Notice: The reproducibility variables underlying each score are classified using an automated LLM-based pipeline, validated against a manually labeled dataset. LLM-based classification introduces uncertainty and potential bias; scores should be interpreted as estimates. Full accuracy metrics and methodology are described in [1].

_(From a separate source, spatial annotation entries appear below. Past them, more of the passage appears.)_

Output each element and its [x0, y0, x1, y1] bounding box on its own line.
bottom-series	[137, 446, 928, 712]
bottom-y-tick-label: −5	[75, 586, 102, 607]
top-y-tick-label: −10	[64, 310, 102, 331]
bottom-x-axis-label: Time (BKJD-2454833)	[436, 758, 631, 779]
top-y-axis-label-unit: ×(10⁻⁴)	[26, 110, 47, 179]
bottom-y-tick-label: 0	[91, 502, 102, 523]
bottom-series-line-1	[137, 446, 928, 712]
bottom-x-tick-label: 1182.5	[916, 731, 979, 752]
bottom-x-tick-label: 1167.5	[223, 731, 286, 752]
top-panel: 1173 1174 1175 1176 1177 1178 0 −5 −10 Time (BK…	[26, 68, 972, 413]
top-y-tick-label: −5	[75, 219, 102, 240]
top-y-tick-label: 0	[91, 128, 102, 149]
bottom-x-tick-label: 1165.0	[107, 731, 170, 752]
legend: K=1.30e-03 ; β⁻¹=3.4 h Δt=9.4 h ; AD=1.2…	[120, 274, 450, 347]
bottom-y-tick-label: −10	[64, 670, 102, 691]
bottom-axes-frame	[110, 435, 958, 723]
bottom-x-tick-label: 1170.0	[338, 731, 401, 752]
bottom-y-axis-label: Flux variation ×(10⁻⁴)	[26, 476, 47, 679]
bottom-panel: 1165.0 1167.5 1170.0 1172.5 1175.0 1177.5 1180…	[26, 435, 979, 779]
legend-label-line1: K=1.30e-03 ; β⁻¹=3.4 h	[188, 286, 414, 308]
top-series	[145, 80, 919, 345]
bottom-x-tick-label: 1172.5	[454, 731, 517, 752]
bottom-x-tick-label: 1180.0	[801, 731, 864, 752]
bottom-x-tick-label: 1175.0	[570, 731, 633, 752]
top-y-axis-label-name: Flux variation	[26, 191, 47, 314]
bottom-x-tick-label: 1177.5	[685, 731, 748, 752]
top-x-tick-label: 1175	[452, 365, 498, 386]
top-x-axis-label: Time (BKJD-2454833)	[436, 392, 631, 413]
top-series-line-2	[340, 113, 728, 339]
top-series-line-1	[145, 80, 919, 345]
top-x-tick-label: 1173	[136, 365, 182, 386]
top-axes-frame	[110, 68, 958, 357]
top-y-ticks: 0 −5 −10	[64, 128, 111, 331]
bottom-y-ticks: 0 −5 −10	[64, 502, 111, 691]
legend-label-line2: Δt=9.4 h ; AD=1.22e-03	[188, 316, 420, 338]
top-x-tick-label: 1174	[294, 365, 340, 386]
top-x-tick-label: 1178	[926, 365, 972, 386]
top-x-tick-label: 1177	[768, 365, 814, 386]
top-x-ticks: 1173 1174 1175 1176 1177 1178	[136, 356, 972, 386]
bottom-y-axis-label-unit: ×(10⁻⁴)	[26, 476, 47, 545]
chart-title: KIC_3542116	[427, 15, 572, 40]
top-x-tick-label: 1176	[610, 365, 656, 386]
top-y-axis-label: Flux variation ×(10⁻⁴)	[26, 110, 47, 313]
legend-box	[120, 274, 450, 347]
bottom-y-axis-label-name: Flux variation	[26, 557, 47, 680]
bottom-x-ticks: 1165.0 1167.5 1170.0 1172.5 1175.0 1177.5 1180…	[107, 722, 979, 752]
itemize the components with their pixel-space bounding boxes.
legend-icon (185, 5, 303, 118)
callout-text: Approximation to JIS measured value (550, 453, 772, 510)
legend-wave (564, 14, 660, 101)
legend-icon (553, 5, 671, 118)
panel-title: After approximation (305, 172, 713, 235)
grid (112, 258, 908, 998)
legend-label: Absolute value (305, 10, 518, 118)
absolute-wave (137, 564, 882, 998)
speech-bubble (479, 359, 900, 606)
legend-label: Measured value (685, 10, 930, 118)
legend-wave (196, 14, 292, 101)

[Re] Benchmarking LLM Capabilities in Negotiation through Scoreable Games

Authors: Jorge Carrasco Pollo, Ioannis Kapetangeorgis, Joshua Rosenthal, John Hua Yao

TMLR 2025 | Venue PDF | LLM Run Details

Reproducibility Variable Result LLM Response
Research Type Experimental Our work investigates the reproducibility of claims in their benchmark, and provides a deeper understanding of its usability and generalizability. We replicate the original experiments on additional models, and introduce additional metrics to verify negotiation quality and evenness of evaluation.
Researcher Affiliation Academia Jorge Carrasco Pollo EMAIL Informatics Institute University of Amsterdam Ioannis Kapetangeorgis EMAIL Informatics Institute University of Amsterdam Joshua Rosenthal EMAIL Informatics Institute University of Amsterdam John Hua Yao EMAIL Informatics Institute University of Amsterdam
Pseudocode No The paper describes methods and procedures in paragraph text and tables, but does not include any clearly labeled pseudocode or algorithm blocks with structured steps.
Open Source Code Yes Our implementation: https://github.com/joshrosie/FACT29
Open Datasets Yes In response, Abdelnabi et al. (2024) introduce a benchmark grounded in Scoreable Games (Susskind, 1985), a round-based multi-agent discussion format designed to teach negotiation. This proposed framework evaluates... 5 pre-configured games are provided by the authors of the original paper
Dataset Splits No This paper focuses on a reproducibility study of a negotiation benchmark, which involves running simulation games. It evaluates performance over a number of 'game iterations' (e.g., 20 game iterations) rather than traditional training/test/validation splits of a dataset.
Hardware Specification Yes The experiments were conducted using local machines equipped with NVIDIA A100 and A6000 GPUs, with memory capacities of 40 GB and 48 GB, respectively.
Software Dependencies No The experiments were conducted on Linux-based systems. For Open AI models (i.e., GPT-4o and GPT-4o mini), the Open AI API was utilized, whereas for open-source models, the Hugging Face transformers library was employed. Additionally, the codecarbon library was used to monitor carbon emissions during the computational processes.
Experiment Setup Yes The negotiation begins with a predefined deal from p1 (the original paper provides a default deal for each game). Afterward, players propose deals in a randomized sequence for R rounds (R = 24 by default), and after the last round, p1 proposes a final deal. ... We run the ablation study on more than one model, namely GPT-4o mini and Qwen2.5-72B. ... We detail our full ablation configurations in Table 2.